This entry is part 10 of 25 in the series Kosovo War Diary by Alan Chin

Mar. 9, 1999

by | Feb 15, 2023 | History | 0 comments

Hanging out on a Budapest corner on a Sunday night, the ridiculousness and romance of it all. We ended up eating a bowl of mediocre student pasta and drinking “palinka” which is the Hungarian version of slivovic, out of a plastic Fanta bottle.

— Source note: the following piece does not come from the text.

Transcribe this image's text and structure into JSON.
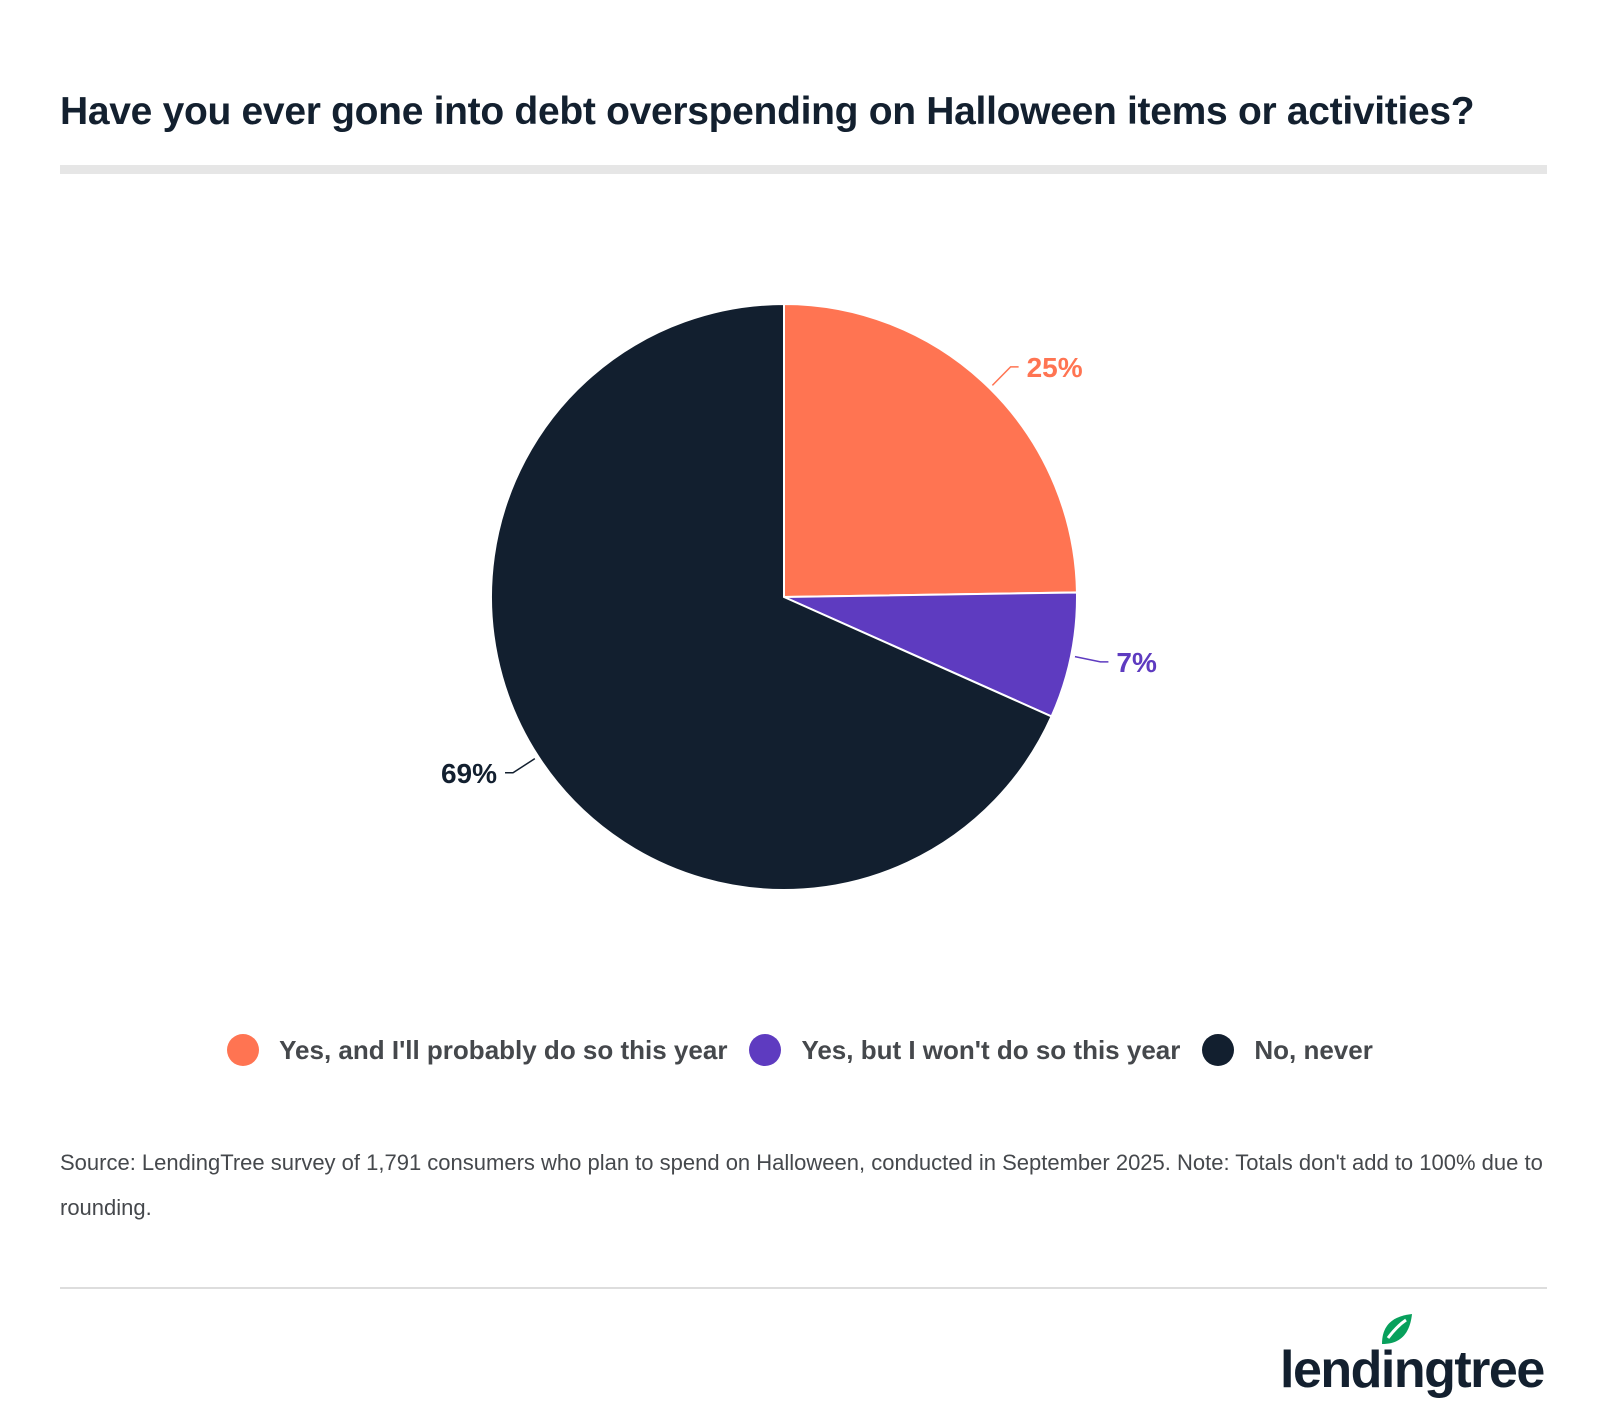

Now I am back in Pristina after my lovely interlude, took the midnight train last night, got into my sleeping car compartment and had a mildly alarming moment when the porter took apart a ladder and showed me how to barricade the door against all intruders! The Budapest-Belgrade train being known for, and I quote, “armed gangs…they use knock-out sprays…guys with guns….very dangerous.” Needless to say nothing of the sort appeared and I spent a pleasant night sleeping. At the border the Yugoslavs dealt with me very suspiciously but then I whipped out my blue card and it was all smiles. (You’ve got to love communism!)

So in Belgrade I transferred to the Pristina bus, a double-decker affair. It was excruciatingly slow, taking six hours for a three hour drive; nonetheless, I am back in my room, back in Pristina.

The worst of the mud is over, I think, but it is still quite cold. I will try to get an egg to stand on end on the first day of spring.